Thanks, Lynne. I agree with you theoretically, but in practice, the prospect should have a single measure to evaluate models. There is no way to minimize type 1 error and type 2 error at the same time, we need to find a balance b/w these two, and this is why I need to know what evaluation criteria will be used.
In many situations both the false positives and the false negatives are important. There is a trade-off between increased "recall" (finding all the cases of interest) and increased "precision" (reduced false positives). So evaluating both false positive and false negatives will tell you more about the model's performance.
Sounds like your prospect is uninformed about the criteria for a good predictive model. But then again, a lot of clients can be swayed by these model "competitions" (e.g. Netflix), in which the best model is judged via simple criteria, without taking into regard other factors such as model stability.
It's a classification model - correct classification rate where type 1 and type 2 error are minimized is the most important measure of model fitness. The client is actually doing it the right way.

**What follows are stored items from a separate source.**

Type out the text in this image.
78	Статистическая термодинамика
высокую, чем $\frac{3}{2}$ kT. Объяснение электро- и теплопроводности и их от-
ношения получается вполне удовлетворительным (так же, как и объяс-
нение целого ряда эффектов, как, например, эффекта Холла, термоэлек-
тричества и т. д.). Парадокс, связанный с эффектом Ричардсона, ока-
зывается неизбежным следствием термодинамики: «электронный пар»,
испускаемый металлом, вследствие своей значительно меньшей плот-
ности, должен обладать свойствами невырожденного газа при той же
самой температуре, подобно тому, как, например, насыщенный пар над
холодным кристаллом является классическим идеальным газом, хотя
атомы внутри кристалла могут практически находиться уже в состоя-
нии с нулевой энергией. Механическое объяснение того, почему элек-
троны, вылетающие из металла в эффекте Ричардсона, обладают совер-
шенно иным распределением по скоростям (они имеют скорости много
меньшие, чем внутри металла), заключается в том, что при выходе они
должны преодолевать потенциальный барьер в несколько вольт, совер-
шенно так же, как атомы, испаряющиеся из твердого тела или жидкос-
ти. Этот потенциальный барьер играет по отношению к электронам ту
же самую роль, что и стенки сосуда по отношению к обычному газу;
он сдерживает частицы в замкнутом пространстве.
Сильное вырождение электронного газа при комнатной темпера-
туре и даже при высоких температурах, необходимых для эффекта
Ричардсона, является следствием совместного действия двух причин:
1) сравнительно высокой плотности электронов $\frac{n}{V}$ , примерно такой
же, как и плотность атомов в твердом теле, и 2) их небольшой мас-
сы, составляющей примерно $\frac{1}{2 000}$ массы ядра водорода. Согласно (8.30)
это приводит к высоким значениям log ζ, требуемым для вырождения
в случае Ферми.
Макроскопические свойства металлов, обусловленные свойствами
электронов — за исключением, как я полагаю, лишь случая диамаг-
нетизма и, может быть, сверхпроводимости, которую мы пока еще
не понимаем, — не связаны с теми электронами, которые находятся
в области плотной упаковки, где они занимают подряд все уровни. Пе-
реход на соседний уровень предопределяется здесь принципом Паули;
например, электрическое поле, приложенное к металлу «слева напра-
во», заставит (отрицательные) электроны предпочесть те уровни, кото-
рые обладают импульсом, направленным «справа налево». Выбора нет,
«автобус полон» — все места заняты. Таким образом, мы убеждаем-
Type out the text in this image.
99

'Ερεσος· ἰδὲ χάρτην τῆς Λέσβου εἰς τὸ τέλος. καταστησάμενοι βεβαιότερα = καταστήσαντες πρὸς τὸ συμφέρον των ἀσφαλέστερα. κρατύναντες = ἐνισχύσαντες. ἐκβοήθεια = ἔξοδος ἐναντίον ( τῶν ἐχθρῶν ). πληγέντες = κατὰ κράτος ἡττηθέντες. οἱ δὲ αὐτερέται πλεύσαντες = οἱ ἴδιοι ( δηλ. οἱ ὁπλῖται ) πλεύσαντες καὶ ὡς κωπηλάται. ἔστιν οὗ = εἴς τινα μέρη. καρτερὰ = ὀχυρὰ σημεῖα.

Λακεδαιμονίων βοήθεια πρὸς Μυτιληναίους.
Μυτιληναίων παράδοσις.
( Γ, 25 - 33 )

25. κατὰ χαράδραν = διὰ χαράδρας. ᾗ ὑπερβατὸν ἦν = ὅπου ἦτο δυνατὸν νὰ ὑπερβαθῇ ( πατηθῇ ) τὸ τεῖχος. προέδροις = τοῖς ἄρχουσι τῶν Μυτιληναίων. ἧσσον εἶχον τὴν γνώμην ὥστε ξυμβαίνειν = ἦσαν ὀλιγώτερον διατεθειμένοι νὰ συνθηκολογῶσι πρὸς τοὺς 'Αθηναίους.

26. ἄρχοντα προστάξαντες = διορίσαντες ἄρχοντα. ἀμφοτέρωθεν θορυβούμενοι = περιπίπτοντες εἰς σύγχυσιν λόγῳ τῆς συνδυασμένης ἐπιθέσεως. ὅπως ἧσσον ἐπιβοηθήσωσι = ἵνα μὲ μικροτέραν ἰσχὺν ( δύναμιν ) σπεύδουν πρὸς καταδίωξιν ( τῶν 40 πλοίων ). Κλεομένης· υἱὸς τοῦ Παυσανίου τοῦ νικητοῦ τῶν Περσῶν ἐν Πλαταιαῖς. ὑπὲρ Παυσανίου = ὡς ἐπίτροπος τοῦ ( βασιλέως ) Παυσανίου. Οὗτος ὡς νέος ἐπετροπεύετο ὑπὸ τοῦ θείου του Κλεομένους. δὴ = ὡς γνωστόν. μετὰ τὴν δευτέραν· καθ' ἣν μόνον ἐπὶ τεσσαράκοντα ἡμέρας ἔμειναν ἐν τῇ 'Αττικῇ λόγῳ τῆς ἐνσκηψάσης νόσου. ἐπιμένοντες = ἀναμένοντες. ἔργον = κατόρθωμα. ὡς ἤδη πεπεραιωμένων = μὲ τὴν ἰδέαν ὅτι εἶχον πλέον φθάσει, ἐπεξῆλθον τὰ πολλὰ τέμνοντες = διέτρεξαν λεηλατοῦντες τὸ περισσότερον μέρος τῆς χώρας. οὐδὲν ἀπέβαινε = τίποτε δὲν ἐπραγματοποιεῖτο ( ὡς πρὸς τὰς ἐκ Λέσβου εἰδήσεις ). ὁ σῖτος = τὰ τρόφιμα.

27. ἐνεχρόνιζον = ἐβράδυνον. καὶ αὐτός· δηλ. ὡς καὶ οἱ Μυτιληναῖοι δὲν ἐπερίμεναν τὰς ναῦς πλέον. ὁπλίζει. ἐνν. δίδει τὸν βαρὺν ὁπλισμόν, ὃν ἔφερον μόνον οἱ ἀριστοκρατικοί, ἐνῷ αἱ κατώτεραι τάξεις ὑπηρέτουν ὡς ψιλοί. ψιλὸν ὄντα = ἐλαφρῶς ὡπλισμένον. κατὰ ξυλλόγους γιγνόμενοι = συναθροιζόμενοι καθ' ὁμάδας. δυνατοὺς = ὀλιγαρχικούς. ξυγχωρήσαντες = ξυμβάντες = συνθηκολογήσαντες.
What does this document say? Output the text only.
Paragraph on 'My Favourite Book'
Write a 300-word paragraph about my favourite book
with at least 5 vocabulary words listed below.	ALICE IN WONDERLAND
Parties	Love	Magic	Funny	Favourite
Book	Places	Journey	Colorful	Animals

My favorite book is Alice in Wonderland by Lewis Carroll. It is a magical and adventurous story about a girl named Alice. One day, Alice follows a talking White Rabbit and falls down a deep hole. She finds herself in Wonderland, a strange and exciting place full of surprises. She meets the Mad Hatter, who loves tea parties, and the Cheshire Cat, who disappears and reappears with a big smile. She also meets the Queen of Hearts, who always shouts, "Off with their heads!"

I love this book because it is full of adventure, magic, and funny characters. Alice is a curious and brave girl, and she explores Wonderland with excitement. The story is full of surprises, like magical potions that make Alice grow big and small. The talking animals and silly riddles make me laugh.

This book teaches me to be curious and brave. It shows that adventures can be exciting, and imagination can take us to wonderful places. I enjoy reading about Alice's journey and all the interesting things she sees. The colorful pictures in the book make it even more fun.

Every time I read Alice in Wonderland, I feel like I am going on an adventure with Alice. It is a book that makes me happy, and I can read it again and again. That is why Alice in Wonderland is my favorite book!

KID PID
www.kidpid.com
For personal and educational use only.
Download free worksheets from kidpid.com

Our job as statisticians and modelers is to deliver accuracy and stability. That's where OUR experimental design in the model building process becomes critical -- if we cannot deliver accuracy and stability, then our models won't deliver financial results.
Lynne - This is a modeling contest and the judging criteria can be what ever they want it to be. Take a look at some of the evaluation criteria used by a company such as Kaggle and you will see how this can affect the scoring.
I don't see the false positive issue you're talking about, but I do think the client can do a lot better than what they are asking for. 2x2 confusion matricies are a poor way to judge model performance. For instance, if there is a low natural positive rate, say 1%, it is very hard to get a higher accuracy than forecasting everything as negative. What they should be asking for is model score, so they can then evaluate the model accross the range of scores and do things like calculating ROC curves.
Edmund- I totally agree with you. If the client is asking for score instead of decision in the returned data, I don't have to worry about what evaluation criteria they are going to use.